ASSISTANT SECRETARY BLAKE: Well, we had a brief visit to the border today and from what we could see at the border crossing where we visited that the border was open and refugees were crossing. So again, I would just urge that the Government of Uzbekistan keep its borders open so that this can continue.
QUESTION: Gentleman is from National Television of Uzbekistan, he explained that the similar events happened 20 years ago and what he wants to know about your prognosis whether the Uzbek[s] and the Kyrgyzs can peacefully live or reside there and what are your future assessments, how promising that sound to you?

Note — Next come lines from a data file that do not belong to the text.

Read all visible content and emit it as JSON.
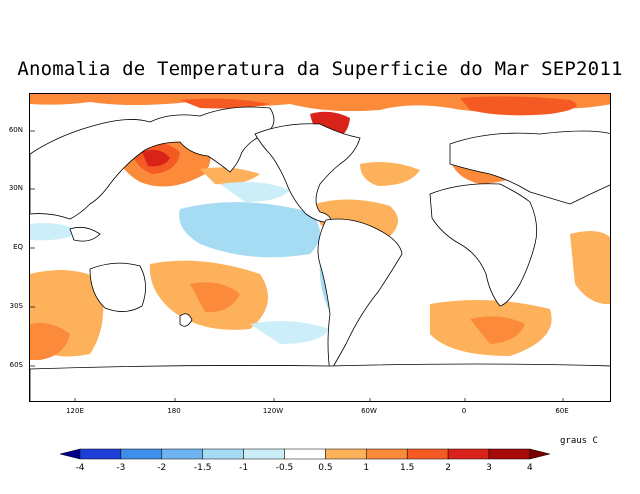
{
  "title": "Anomalia de Temperatura da Superficie do Mar SEP2011",
  "map": {
    "lat_labels": [
      "60N",
      "30N",
      "EQ",
      "30S",
      "60S"
    ],
    "lon_labels": [
      "120E",
      "180",
      "120W",
      "60W",
      "0",
      "60E"
    ]
  },
  "legend": {
    "units": "graus C",
    "labels": [
      "-4",
      "-3",
      "-2",
      "-1.5",
      "-1",
      "-0.5",
      "0.5",
      "1",
      "1.5",
      "2",
      "3",
      "4"
    ],
    "colors": [
      "#00008b",
      "#1e3fd8",
      "#3f8fe8",
      "#6fb4f0",
      "#a6dcf3",
      "#cceef8",
      "#ffffff",
      "#fdb15a",
      "#fb8a3a",
      "#f45a22",
      "#d8221a",
      "#a80a0a",
      "#7a0000"
    ]
  }
}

ASSISTANT SECRETARY BLAKE: Well, it’s difficult to make predictions at this stage but I think the first priority is now to have the provisional government take immediate steps to stop the violence that is occurring in southern Kyrgyzstan. And as I said earlier, I think it’s important for the provisional government of Kyrgyzstan to undertake an investigation to help understand the causes of the violence and bring the perpetrators to justice so that we can establish the safe condition or safe and voluntary return of the refugees.
Ladies and gentlemen, since the delegation of the United States [has] to leave Andijan at two o’clock, the last question.

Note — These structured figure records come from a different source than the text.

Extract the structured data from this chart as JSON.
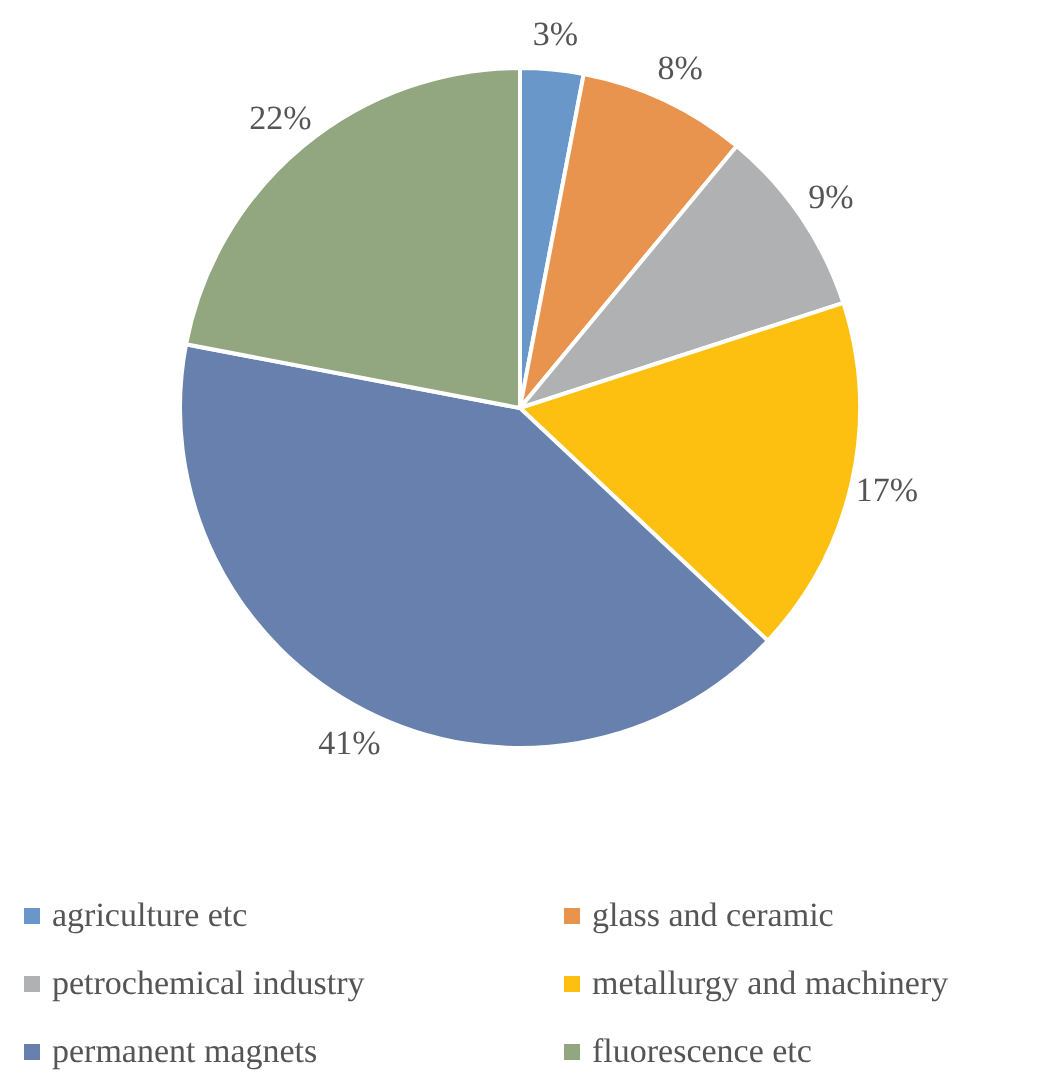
{
  "chart_data": {
    "type": "pie",
    "categories": [
      "agriculture etc",
      "glass and ceramic",
      "petrochemical industry",
      "metallurgy and machinery",
      "permanent magnets",
      "fluorescence etc"
    ],
    "values": [
      3,
      8,
      9,
      17,
      41,
      22
    ],
    "colors": [
      "#6a97c9",
      "#e8944f",
      "#b0b1b3",
      "#fdc010",
      "#6780ae",
      "#92a680"
    ],
    "value_labels": [
      "3%",
      "8%",
      "9%",
      "17%",
      "41%",
      "22%"
    ],
    "legend": "bottom"
  }
}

QUESTION: Well, the ‘Ahborot’ news agency is wondering that how do you assess the actions of the provisional government of Kyrgyzstan since they are not interested about the lives of ten thousands refugees who cross the border to and entered Uzbekistan. This was the first question. And the second question was, you informed about the assistance that is allocated from the US government but since the flow of refugees continue[s] to grow, what are the further actions [that] the Unites States is planning to take?

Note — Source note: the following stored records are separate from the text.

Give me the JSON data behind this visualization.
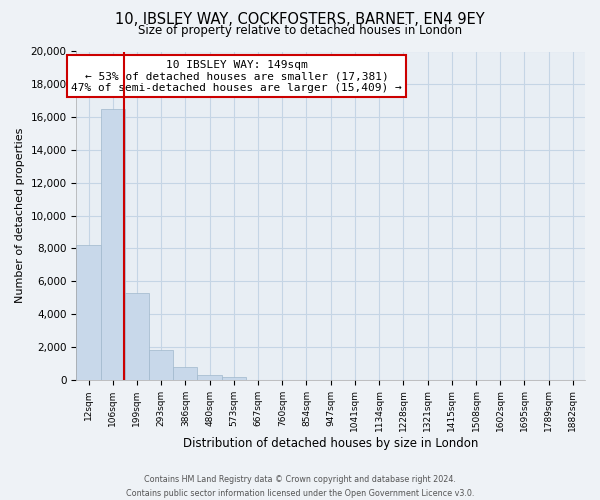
{
  "title": "10, IBSLEY WAY, COCKFOSTERS, BARNET, EN4 9EY",
  "subtitle": "Size of property relative to detached houses in London",
  "xlabel": "Distribution of detached houses by size in London",
  "ylabel": "Number of detached properties",
  "categories": [
    "12sqm",
    "106sqm",
    "199sqm",
    "293sqm",
    "386sqm",
    "480sqm",
    "573sqm",
    "667sqm",
    "760sqm",
    "854sqm",
    "947sqm",
    "1041sqm",
    "1134sqm",
    "1228sqm",
    "1321sqm",
    "1415sqm",
    "1508sqm",
    "1602sqm",
    "1695sqm",
    "1789sqm",
    "1882sqm"
  ],
  "values": [
    8200,
    16500,
    5300,
    1800,
    750,
    300,
    150,
    0,
    0,
    0,
    0,
    0,
    0,
    0,
    0,
    0,
    0,
    0,
    0,
    0,
    0
  ],
  "bar_color": "#c8d8ea",
  "bar_edge_color": "#a0b8cc",
  "property_line_x": 1.45,
  "property_line_color": "#cc0000",
  "annotation_title": "10 IBSLEY WAY: 149sqm",
  "annotation_line1": "← 53% of detached houses are smaller (17,381)",
  "annotation_line2": "47% of semi-detached houses are larger (15,409) →",
  "annotation_box_facecolor": "#ffffff",
  "annotation_box_edgecolor": "#cc0000",
  "ylim": [
    0,
    20000
  ],
  "yticks": [
    0,
    2000,
    4000,
    6000,
    8000,
    10000,
    12000,
    14000,
    16000,
    18000,
    20000
  ],
  "footer_line1": "Contains HM Land Registry data © Crown copyright and database right 2024.",
  "footer_line2": "Contains public sector information licensed under the Open Government Licence v3.0.",
  "background_color": "#eef2f6",
  "plot_bg_color": "#e8eef4",
  "grid_color": "#c5d5e5"
}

ASSISTANT SECRETARY BLAKE: With respect to the first question, I think it’s premature for me to make any judgments about the attitude of the provisional government. I am traveling to Bishkek tonight for meetings tomorrow with members of the provisional government and I will certainly urge them then to take whatever steps they can to stop the violence and to undertake this investigation that I talked about earlier. As to what future steps the Unites States will help, will take to help Uzbekistan, that will depend very much on conditions on the ground. For example, that will depend on the extent of the violence that continues in southern Kyrgyzstan, it will depend on the number of refugees that continue to try cross over into Uzbekistan, and of course, it will depend how long the refugees stay. But I do want to say that the United States is committed to helping the Government of Uzbekistan to cope with the very large burden that has been imposed on them by this crisis. And we will also work with other members of the international community to ensure that Uzbekistan receives the assistance it deserves to help manage this very significant burden that it has taken upon itself.
Let me thank you all again.
Ladies and gentlemen, may on the behalf of the Government of Uzbekistan to thank Assistant Secretary Ambassador Blake and Assistant Secretary Mr. Posner and whole delegation for your visit to Andijan, for your support and assistance. And thank you for your cooperation with us, thank you.